Dan berakhir pada belakang bangku kayu yang dibuat anak-anak, hal itu menghentikan pandangan Dirga, perlahan Dirga mengambil posisi setengah jongkok, karena di sana terdapat sebuah tulisan yang tertera “ Henzie dan Jehrin, kuharap Tuhan selalu menjaga persahabatan kami, dan terus diberikan waktu untuk bersama, dan berbagi cerita.. aammiinn. 30 Maret 1999,” tulisan itu nampaknya tersembunyi dan baru diketahui oleh Dirga, tulisan yang digoreskan 2 hari setelah hari ulang tahun Enzy, dan berhasil Dirga lihat saat Ia menghapus beberapa debu yang menutupi permukaan bangku kayu tersebut, tulisan itu sengaja diukir dengan rapi. Mungkin dengan tujuan tak bisa sirna walau hujan datang, atau tak lekang oleh arus waktu. Pikir Dirga.

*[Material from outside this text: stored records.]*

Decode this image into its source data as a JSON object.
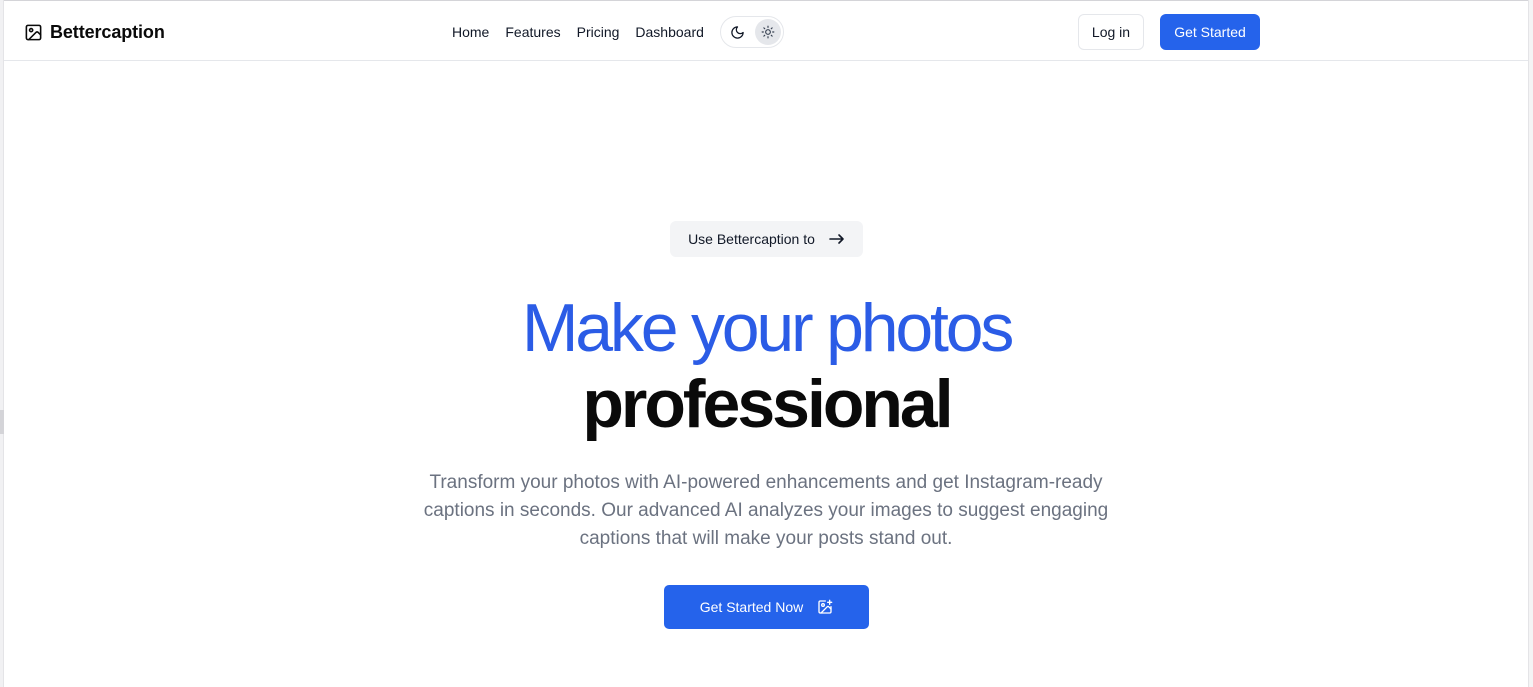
{
  "brand": {
    "name": "Bettercaption",
    "icon": "image-icon"
  },
  "nav": {
    "items": [
      {
        "label": "Home"
      },
      {
        "label": "Features"
      },
      {
        "label": "Pricing"
      },
      {
        "label": "Dashboard"
      }
    ],
    "theme_toggle": {
      "options": [
        "moon-icon",
        "sun-icon"
      ],
      "selected": "sun-icon"
    }
  },
  "header_actions": {
    "login_label": "Log in",
    "get_started_label": "Get Started"
  },
  "hero": {
    "pill_label": "Use Bettercaption to",
    "pill_icon": "arrow-right-icon",
    "headline_line1": "Make your photos",
    "headline_line2": "professional",
    "description": "Transform your photos with AI-powered enhancements and get Instagram-ready captions in seconds. Our advanced AI analyzes your images to suggest engaging captions that will make your posts stand out.",
    "cta_label": "Get Started Now",
    "cta_icon": "image-plus-icon"
  },
  "colors": {
    "accent": "#2563eb",
    "headline_blue": "#2b5ce6",
    "text_muted": "#6b7280"
  }
}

“ Hei, Kakak ngapain?,” seseorang membisikkan suara halusnya di telinga Dirga. Sontak  Dirga terkejut dan mencoba berbalik arah lalu mengambil posisi berdiri.

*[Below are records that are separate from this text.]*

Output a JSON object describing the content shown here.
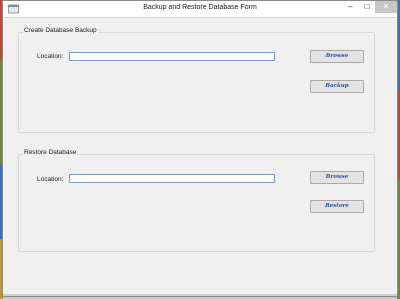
{
  "window": {
    "title": "Backup and Restore Database Form",
    "controls": {
      "minimize": "–",
      "maximize": "□",
      "close": "✕"
    }
  },
  "backup_group": {
    "title": "Create Database Backup",
    "location_label": "Location:",
    "location_value": "",
    "browse_label": "Browse",
    "action_label": "Backup"
  },
  "restore_group": {
    "title": "Restore Database",
    "location_label": "Location:",
    "location_value": "",
    "browse_label": "Browse",
    "action_label": "Restore"
  },
  "icons": [
    "app-icon",
    "minimize-icon",
    "maximize-icon",
    "close-icon"
  ],
  "colors": {
    "button_text": "#2b4fa8",
    "textbox_border": "#7a9cc6",
    "close_button": "#c7c7c7"
  }
}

“ Eh Kakak ga ngapa-ngapain kok, Kamu tidak sekolah ya?, Kakak laporin ibumu nanti,” sosok Irham yang Dirga ketahui membuat pecah konsentrasinya pada tulisan usang yang sepertinya milik Enzy itu.

“ Ini sudah Jam 10 Kak, Jum’at kan pulangnya cepat,” jawab Irham dengan nada polosnya

Dirga hanya tersenyum dan merespons dengan tingkah yang menunjukkan bahwa Ia lupa, “ oh iya ya hehe,”

Dirga dan Irham mengambil tempat duduk tepat di bangku yang tertulis oleh harapan Enzy tersebut. Dengan dihiasi langit cerah berawan namun, tetap sejuk mereka melihat pemandangan sekitar dari atas balkon panti.

“ Ham, Kakak mau tanya. Tapi, Kamu harus jawab jujur ya,” tutur Dirga pada Irham yang duduk di sebelah kirinya.

Sepersekian detik, Irham membalas dengan anggukan.

“ Baiklah, Kamu pernah tahu ga tentang, penghuni panti yang bernama Enzy dari Ibumu?,” ucap Dirga.

“ Setahu Irham, Ibu pernah cerita sedikit tentang Enzy. Karena waktu itu Irham melihat sosok lelaki tua, yang sering menggunakan baret seperti pelukis terus ke panti dari Irham kecil, beliau merupakan donatur panti yang mengikuti jejak estafet orang tuanya yang menjadi donatur juga. Kalau tidak salah nama bapak itu Jehrin, tapi Irham lupa nama belakangnya, yang pasti dia punya darah ningrat. Karena penasaran Irham tanya ke Ibu tentang beliau, kata Ibu beliau merupakan teman Ibu yang lebih tua usianya dan teman Enzy. Enzy merupakan keturunan Belanda yang lahir tanpa tahu siapa kedua orang tuanya dan  dimana, namun kejadian naas menimpa Enzy kala Ia berhasil menyelesaikan studinya  SMAnya di usia 17,” ujar Irham.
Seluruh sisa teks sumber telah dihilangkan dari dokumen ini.